Industrial demos are pushing the same physics at scale. LinkedIn excerpts promoting work “By Massive Dimension with ABB Robotics” list concrete system specs: a 500°C all-metal hot end for industrial materials, a 55×55×50 cm build space, intelligent torque sensing for precise extrusion, and touch-and-stop safety built into the control loop. Those posts frame the work as “unlocking a whole new level of design freedom” and as an “early look at how robotic arms will redefine additive manufacturing.”

Academic validation ties the maker hype to sustainability. An MDPI study in the excerpts finds that “This study demonstrated, through the complete development of a case study and the use of three different production methods, that non-planar 3D printing may constitute a turning point towards sustainable FDM production,” principally by enabling manufacturing on reusable rapid tools that replace disposable support meshes.

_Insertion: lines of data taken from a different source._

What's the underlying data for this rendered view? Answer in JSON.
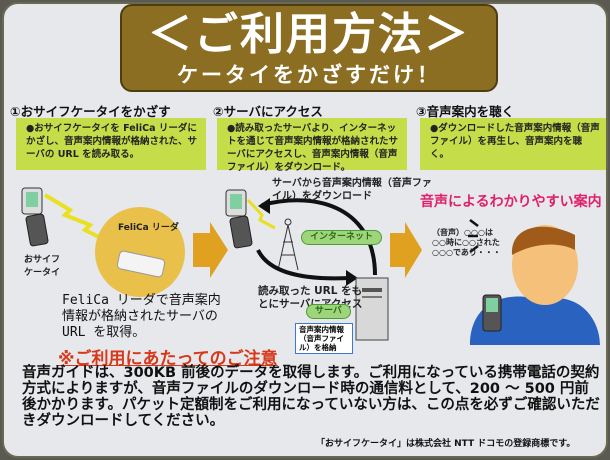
{
  "header": {
    "title": "＜ご利用方法＞",
    "subtitle": "ケータイをかざすだけ！"
  },
  "steps": [
    {
      "heading": "①おサイフケータイをかざす",
      "text": "●おサイフケータイを FeliCa リーダにかざし、音声案内情報が格納された、サーバの URL を読み取る。"
    },
    {
      "heading": "②サーバにアクセス",
      "text": "●読み取ったサーバより、インターネットを通じて音声案内情報が格納されたサーバにアクセスし、音声案内情報（音声ファイル）をダウンロード。"
    },
    {
      "heading": "③音声案内を聴く",
      "text": "●ダウンロードした音声案内情報（音声ファイル）を再生し、音声案内を聴く。"
    }
  ],
  "diagram": {
    "phone_label": "おサイフケータイ",
    "reader_label": "FeliCa リーダ",
    "reader_caption": "FeliCa リーダで音声案内情報が格納されたサーバの URL を取得。",
    "download_label": "サーバから音声案内情報（音声ファイル）をダウンロード",
    "internet_label": "インターネット",
    "access_label": "読み取った URL をもとにサーバにアクセス",
    "server_label": "サーバ",
    "server_box": "音声案内情報（音声ファイル）を格納",
    "voice_heading": "音声によるわかりやすい案内",
    "speech": "（音声）○○○は○○時に○○された○○○であり・・・"
  },
  "notice": {
    "heading": "※ご利用にあたってのご注意",
    "body": "音声ガイドは、300KB 前後のデータを取得します。ご利用になっている携帯電話の契約方式によりますが、音声ファイルのダウンロード時の通信料として、200 ～ 500 円前後かかります。パケット定額制をご利用になっていない方は、この点を必ずご確認いただきダウンロードしてください。",
    "trademark": "「おサイフケータイ」は株式会社 NTT ドコモの登録商標です。"
  },
  "colors": {
    "title_bg": "#8c6e22",
    "step_box": "#c6dd4a",
    "accent_pink": "#e0206a",
    "notice_red": "#d8381a",
    "arrow": "#e0a020"
  }
}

Limits remain and are spelled out by the same sources that praise the method. Teaching Tech warns “it's early days and there's still a lot of issues to overcome,” Michigan Prototyping Solutions lists “G-code complexity and hardware limitations,” and Hackaday notes practical material tradeoffs such as PLA and PETG adhesion behavior and higher PETG temperatures. Taken together, the evidence points to a clear trajectory: Real3DFFF and GitHub post-processing scripts have made the method reproducible for tinkerers, Ahlers’ thesis and MDPI’s case study give it academic legs, and ABB/Massive Dimension demos show an industrial pathway. Expect non-planar toolpaths to migrate from viral demos to validated production workflows as teams reconcile slicer complexity, material strategies, and safety for larger print volumes.